Mächtig ins Schwitzen gerieten Teile des Gewerkschaftsapparats Ende Oktober. Kein Wunder, denn der viel beschworene “heiße Herbst” fand im Saale statt. 500 Betriebs- und Personalratsmitglieder aus allen Teilen der Republik waren kurzfristig für den 30. Oktober ins Berliner Kongresszentrum am Alexanderplatz geladen worden.

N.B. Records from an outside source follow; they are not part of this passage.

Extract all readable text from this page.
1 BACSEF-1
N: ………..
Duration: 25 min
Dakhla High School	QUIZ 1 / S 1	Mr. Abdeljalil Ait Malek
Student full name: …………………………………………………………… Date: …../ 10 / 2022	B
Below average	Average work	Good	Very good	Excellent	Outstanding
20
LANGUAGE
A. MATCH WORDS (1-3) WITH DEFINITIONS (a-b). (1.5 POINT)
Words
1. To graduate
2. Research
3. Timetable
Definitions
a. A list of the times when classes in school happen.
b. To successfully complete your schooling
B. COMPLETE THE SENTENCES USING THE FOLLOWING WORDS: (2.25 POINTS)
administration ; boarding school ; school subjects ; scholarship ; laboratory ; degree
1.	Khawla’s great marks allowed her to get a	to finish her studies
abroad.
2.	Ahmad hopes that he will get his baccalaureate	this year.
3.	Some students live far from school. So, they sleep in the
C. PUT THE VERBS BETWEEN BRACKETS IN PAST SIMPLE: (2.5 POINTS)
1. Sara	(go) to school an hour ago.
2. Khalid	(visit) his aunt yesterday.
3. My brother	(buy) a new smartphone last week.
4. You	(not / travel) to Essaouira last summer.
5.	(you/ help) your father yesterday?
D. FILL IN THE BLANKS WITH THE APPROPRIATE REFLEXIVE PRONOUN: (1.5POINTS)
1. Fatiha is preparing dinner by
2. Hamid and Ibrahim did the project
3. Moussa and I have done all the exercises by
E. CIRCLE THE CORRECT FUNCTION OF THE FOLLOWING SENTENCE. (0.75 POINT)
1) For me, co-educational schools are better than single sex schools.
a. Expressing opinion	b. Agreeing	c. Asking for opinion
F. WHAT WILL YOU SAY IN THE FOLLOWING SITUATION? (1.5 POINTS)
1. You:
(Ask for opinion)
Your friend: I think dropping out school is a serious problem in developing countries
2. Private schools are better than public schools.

Sie durften die Kulisse einer Konferenz darstellen, deren Motto lautete: "Es läuft nur mit Tarifvertrag". Nach einleitenden Worten des Betriebsratsvorsitzenden der Frankfurter Rundschau zur Bedeutung der Tarifautonomie prägten im Wesentlichen zwei "Talkrunden" den weiteren Verlauf.
Flexibilität
In der ersten Diskussionsrunde durften neben dem DGB-Vorsitzenden Sommer handverlesene Betriebs- und PersonalrätInnen aus verschiedenen Bereichen den Vertreter des Metallarbeitgeberverbandes, Kannegießer, von der bereits erreichten Flexibilität der Tarifverträge überzeugen. Die Personalvertretung der Deutschen Post rühmte sich etwa, den Personalabbau in den letzten Jahren von 380.000 auf 225.000 Stellen geräuschlos und "sozialverträglich" mitgestaltet zu haben. Ein Betriebsrat aus dem Bereich der IG BCE durfte stolz berichten, dass unter Mitwirkung seiner Gewerkschaft der Entgeltkorridor bis zu 10 % nach unten und der Arbeitszeitkorridor bis zu 2,5 Wochenstunden zusätzlicher Arbeit ohne Lohnausgleich nach oben geöffnet worden sei.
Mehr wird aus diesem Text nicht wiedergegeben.